User Behavior Analytics
From initial deployment, the Bitglass system learns user behavior while simultaneously collecting detailed reporting on every user and admin transaction. Increased control, such as step-up authentication, and suspicious activity alerting provide visibility and mitigation to minimize risk.
These user behavior analytics are fed into reporting and dashboard system that enables rapid incident response and management. REST API is available to allow integration into major SIEM platforms or any other security operations workflow.
Zero-Day Shadow IT Discovery
Bitglass Shadow IT Discovery leverages machine-learning technologies to automatically index and classify all cloud apps, known and unknown. Currently, the Bitglass cloud app index has over 100K apps, over 3X that of the competition. Each app carries reputation rankings and security attributes.
Streaming your firewall or proxy logs to Bitglass allows you to rapidly discover cloud applications used in your organization. You can then block an application or make it “read-only” with Bitglass Zero-Day protection for unmanaged apps.
Agentless Mobile Security
Bitglass Next-Gen CASB delivers Zero-Day agentless protection of corporate data on any device without installing agents or MDM profiles. Patented agentless technology delivers the protections afforded by mobile device management (MDM) solutions, without the privacy and deployment hassles of MDM agents.

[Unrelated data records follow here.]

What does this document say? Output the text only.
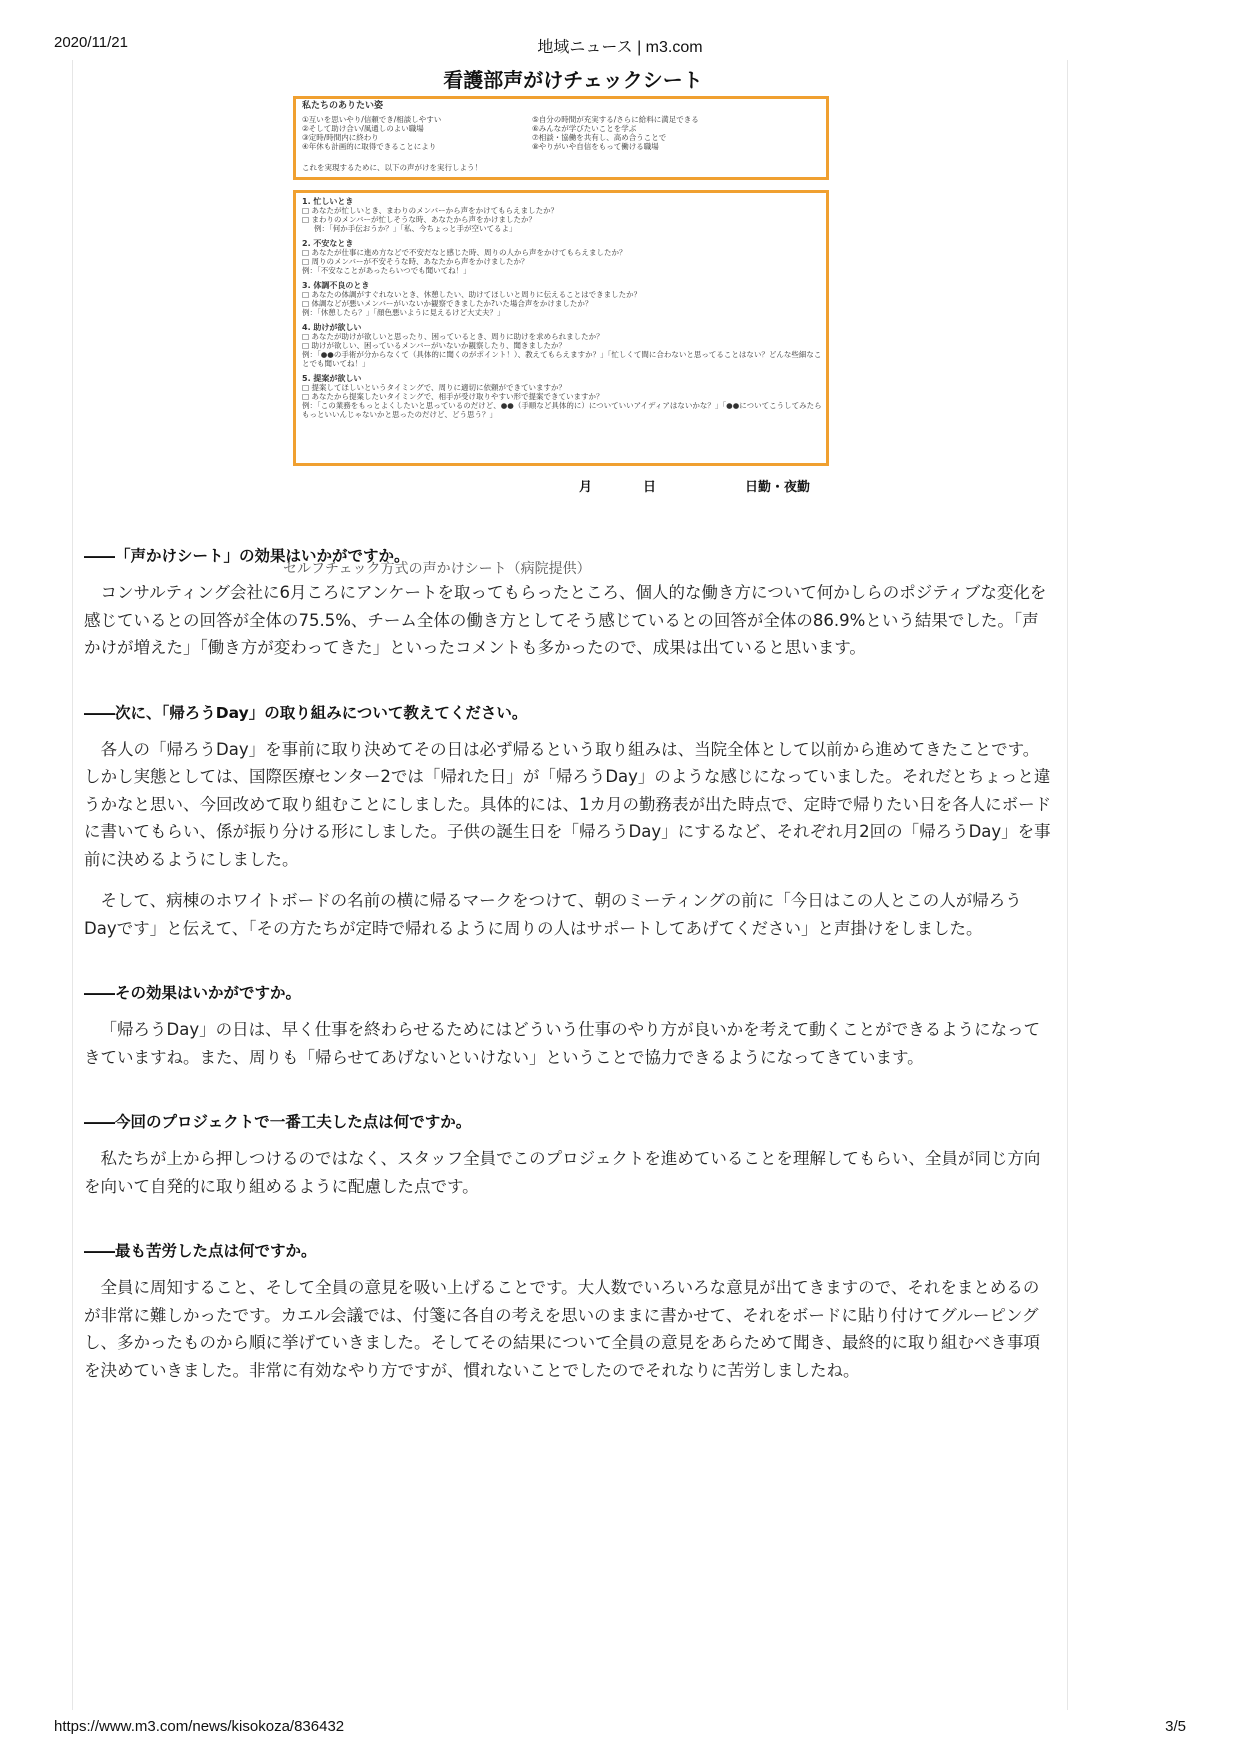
2020/11/21	地域ニュース | m3.com
看護部声がけチェックシート
私たちのありたい姿
①互いを思いやり/信頼でき/相談しやすい
②そして助け合い/風通しのよい職場
③定時/時間内に終わり
④年休も計画的に取得できることにより
⑤自分の時間が充実する/さらに給料に満足できる
⑥みんなが学びたいことを学ぶ
⑦相談・協働を共有し、高め合うことで
⑧やりがいや自信をもって働ける職場
これを実現するために、以下の声がけを実行しよう！
1. 忙しいとき
□ あなたが忙しいとき、まわりのメンバーから声をかけてもらえましたか？
□ まわりのメンバーが忙しそうな時、あなたから声をかけましたか？
例：「何か手伝おうか？」「私、今ちょっと手が空いてるよ」
2. 不安なとき
□ あなたが仕事に進め方などで不安だなと感じた時、周りの人から声をかけてもらえましたか？
□ 周りのメンバーが不安そうな時、あなたから声をかけましたか？
例：「不安なことがあったらいつでも聞いてね！」
3. 体調不良のとき
□ あなたの体調がすぐれないとき、休憩したい、助けてほしいと周りに伝えることはできましたか？
□ 体調などが悪いメンバーがいないか観察できましたか?いた場合声をかけましたか？
例：「休憩したら？」「顔色悪いように見えるけど大丈夫？」
4. 助けが欲しい
□ あなたが助けが欲しいと思ったり、困っているとき、周りに助けを求められましたか？
□ 助けが欲しい、困っているメンバーがいないか観察したり、聞きましたか？
例：「●●の手術が分からなくて（具体的に聞くのがポイント！）、教えてもらえますか？」「忙しくて間に合わないと思ってることはない？どんな些細なことでも聞いてね！」
5. 提案が欲しい
□ 提案してほしいというタイミングで、周りに適切に依頼ができていますか？
□ あなたから提案したいタイミングで、相手が受け取りやすい形で提案できていますか？
例：「この業務をもっとよくしたいと思っているのだけど、●●（手順など具体的に）についていいアイディアはないかな？」「●●についてこうしてみたらもっといいんじゃないかと思ったのだけど、どう思う？」
月	日	日勤・夜勤
セルフチェック方式の声かけシート（病院提供）

――「声かけシート」の効果はいかがですか。

コンサルティング会社に6月ころにアンケートを取ってもらったところ、個人的な働き方について何かしらのポジティブな変化を感じているとの回答が全体の75.5%、チーム全体の働き方としてそう感じているとの回答が全体の86.9%という結果でした。「声かけが増えた」「働き方が変わってきた」といったコメントも多かったので、成果は出ていると思います。

――次に、「帰ろうDay」の取り組みについて教えてください。

各人の「帰ろうDay」を事前に取り決めてその日は必ず帰るという取り組みは、当院全体として以前から進めてきたことです。しかし実態としては、国際医療センター2では「帰れた日」が「帰ろうDay」のような感じになっていました。それだとちょっと違うかなと思い、今回改めて取り組むことにしました。具体的には、1カ月の勤務表が出た時点で、定時で帰りたい日を各人にボードに書いてもらい、係が振り分ける形にしました。子供の誕生日を「帰ろうDay」にするなど、それぞれ月2回の「帰ろうDay」を事前に決めるようにしました。

そして、病棟のホワイトボードの名前の横に帰るマークをつけて、朝のミーティングの前に「今日はこの人とこの人が帰ろうDayです」と伝えて、「その方たちが定時で帰れるように周りの人はサポートしてあげてください」と声掛けをしました。

――その効果はいかがですか。

「帰ろうDay」の日は、早く仕事を終わらせるためにはどういう仕事のやり方が良いかを考えて動くことができるようになってきていますね。また、周りも「帰らせてあげないといけない」ということで協力できるようになってきています。

――今回のプロジェクトで一番工夫した点は何ですか。

私たちが上から押しつけるのではなく、スタッフ全員でこのプロジェクトを進めていることを理解してもらい、全員が同じ方向を向いて自発的に取り組めるように配慮した点です。

――最も苦労した点は何ですか。

全員に周知すること、そして全員の意見を吸い上げることです。大人数でいろいろな意見が出てきますので、それをまとめるのが非常に難しかったです。カエル会議では、付箋に各自の考えを思いのままに書かせて、それをボードに貼り付けてグルーピングし、多かったものから順に挙げていきました。そしてその結果について全員の意見をあらためて聞き、最終的に取り組むべき事項を決めていきました。非常に有効なやり方ですが、慣れないことでしたのでそれなりに苦労しましたね。

https://www.m3.com/news/kisokoza/836432	3/5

Enforce device configuration like PIN codes and encryption, and selectively wipe corporate data on any device, without taking full control of the device. Paired with Bitglass’ DLP and access control, the solution offers comprehensive control and risk mitigation for any app (cloud or premises) and any device.
API Management & Control
Bitglass delivers API management for all major SaaS apps as well as IaaS such as AWS and Azure. With our native high-performance double-byte DLP engine, you can configure DLP management for visibility and actions on sensitive content at rest in the cloud- encrypt, remove share, quarantine and more. Furthermore, Bitglass Next-Gen CASB delivers full visibility into data at rest in the cloud and can search logs and user actions.
CASB SSO & Identity Management
The only CASB with integrated identity management, Bitglass includes native SAML Single Sign-on, Active Directory synchronization and authentication, contextual multi-factor authentication, and more – without the hassles of budgeting for and deploying a third party identity system. Bitglass includes a SAML proxy and integrates with all leading SSO systems.
Zero-Day Threat Protection
Bitglass includes Zero-Day Malware Threat protection, powered by Cylance, to analyze and block known and unknown threats at rest in the cloud, or before upload from devices, or download to devices. In combination with Bitlgass Next-Gen agentless AJAX-VM technology, known and unknown malware threats are blocked even on unmanaged devices without agents.